Ich denke, diese Körperhaltung ist ganz typisch für uns Menschen. Denn wir brauchen das Licht. Wir sehnen uns nach ihm, wenn es dunkel und kalt ist, und wir genießen es, wenn es da ist. Es tut uns einfach gut. Es wärmt unseren Körper und unsere Seele. Es hebt unsere Stimmung. Es macht uns fröhlich und nicht selten auch freundlicher. 

Der Evangelist Johannes sagt: Gott weiß das. Gott weiß, dass wir Menschen das Licht brauchen. Und darum hat er gehandelt. Weil er uns liebt. Weil Gott uns Menschen liebt und weil er um unsere Licht-Bedürftigkeit einerseits und um unsere Dunkelheiten andererseits weiß, darum hat er seinen Sohn in die Welt gesandt. Und mit ihm ist das Licht gekommen – in unsere Welt und in unser ganz persönliches Leben. 

Ich lese den Predigttext für den heutigen Sonntag aus dem dritten Kapitel des Johannesevangeliums. Jesus sagt darin zu dem Pharisäer Nikodemus, der mitten in der Nacht zu ihm gekommen ist, folgendes:

16 Also hat Gott die Welt geliebt, dass er seinen eingeborenen Sohn gab, auf dass alle, die an ihn glauben, nicht verloren werden, sondern das ewige Leben haben.

17 Denn Gott hat seinen Sohn nicht in die Welt gesandt, dass er die Welt richte, sondern dass die Welt durch ihn gerettet werde.

18 Wer an ihn glaubt, der wird nicht gerichtet; wer aber nicht glaubt, der ist schon gerichtet, denn er hat nicht geglaubt an den Namen des eingeborenen Sohnes Gottes.
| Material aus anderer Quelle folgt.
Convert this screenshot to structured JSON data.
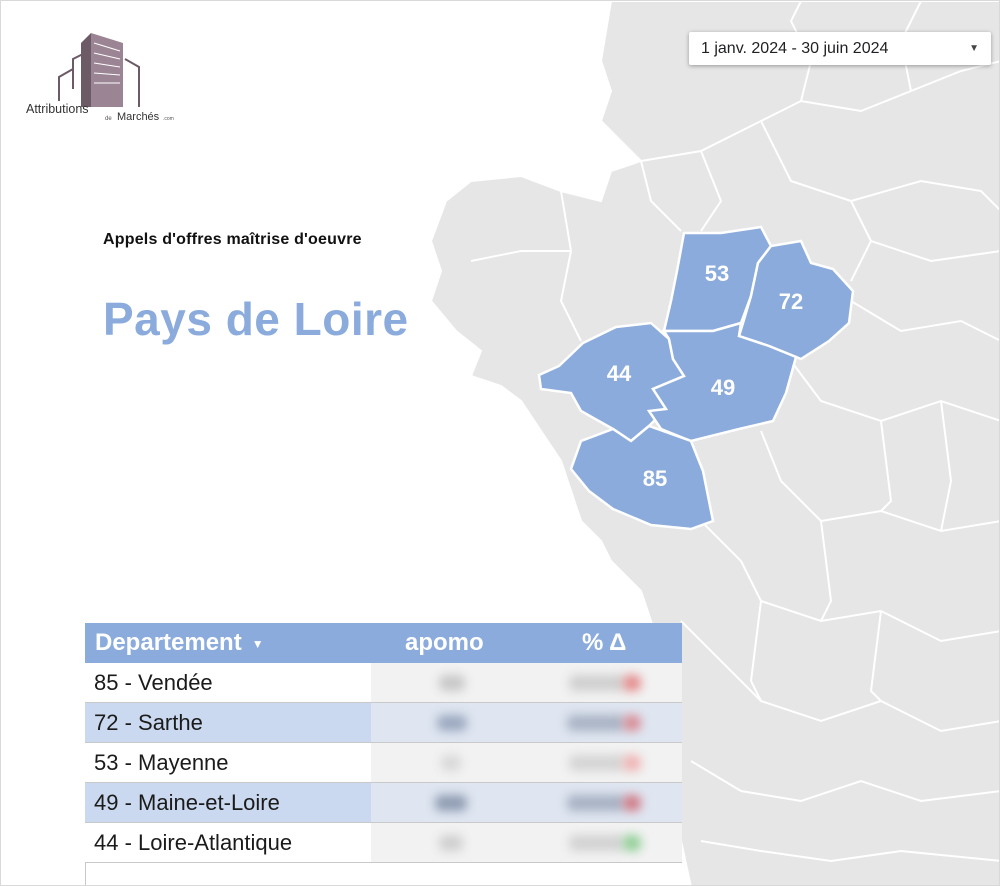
{
  "header": {
    "date_range": "1 janv. 2024 - 30 juin 2024"
  },
  "logo": {
    "text_main": "Attributions",
    "text_de": "de",
    "text_marches": "Marchés",
    "text_com": ".com"
  },
  "titles": {
    "subtitle": "Appels d'offres maîtrise d'oeuvre",
    "region": "Pays de Loire"
  },
  "map": {
    "highlight_color": "#8aabdc",
    "base_color": "#e6e6e6",
    "labels": [
      "53",
      "72",
      "44",
      "49",
      "85"
    ]
  },
  "table": {
    "header_color": "#8aabdc",
    "columns": [
      "Departement",
      "apomo",
      "% Δ"
    ],
    "rows": [
      {
        "name": "85 - Vendée",
        "status": "down"
      },
      {
        "name": "72 - Sarthe",
        "status": "down"
      },
      {
        "name": "53 - Mayenne",
        "status": "down"
      },
      {
        "name": "49 - Maine-et-Loire",
        "status": "down"
      },
      {
        "name": "44 - Loire-Atlantique",
        "status": "up"
      }
    ]
  },
  "colors": {
    "accent": "#8aabdc",
    "row_alt": "#cad9ef",
    "negative": "#e58a8a",
    "positive": "#8fcf95"
  }
}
19 Das ist aber das Gericht, dass das Licht in die Welt gekommen ist, und die Menschen liebten die Finsternis mehr als das Licht, denn ihre Werke waren böse.

Vielleicht werden Sie jetzt denken: Naja, diese Worte Jesu verbreiten selber aber nur sehr wenig Licht. Sie klingen eher dunkel. Sie werfen ziemlich lange Schatten. In ihnen ist kaum von „Licht“ oder von „Liebe“ die Rede, sondern vielmehr von „Finsternis“ und von „Gericht“. Und das stimmt. Der Evangelist Johannes spricht auch und sehr betont von Finsternis und von Gericht. Aber das kann auch gar nicht anders sein. Denn Finsternis ist die Kehrseite des Lichtes. Und Gericht ist die Kehrseite der Liebe. 

Für Licht und Finsternis mag das einleuchten. Wo kein Licht ist, da ist Finsternis, da ist es dunkel. Und wo Licht ist, da ist eben keine Finsternis, da hat die Finsternis keinen Raum. Aber wie verhält sich das bei „Liebe“ und „Gericht“? 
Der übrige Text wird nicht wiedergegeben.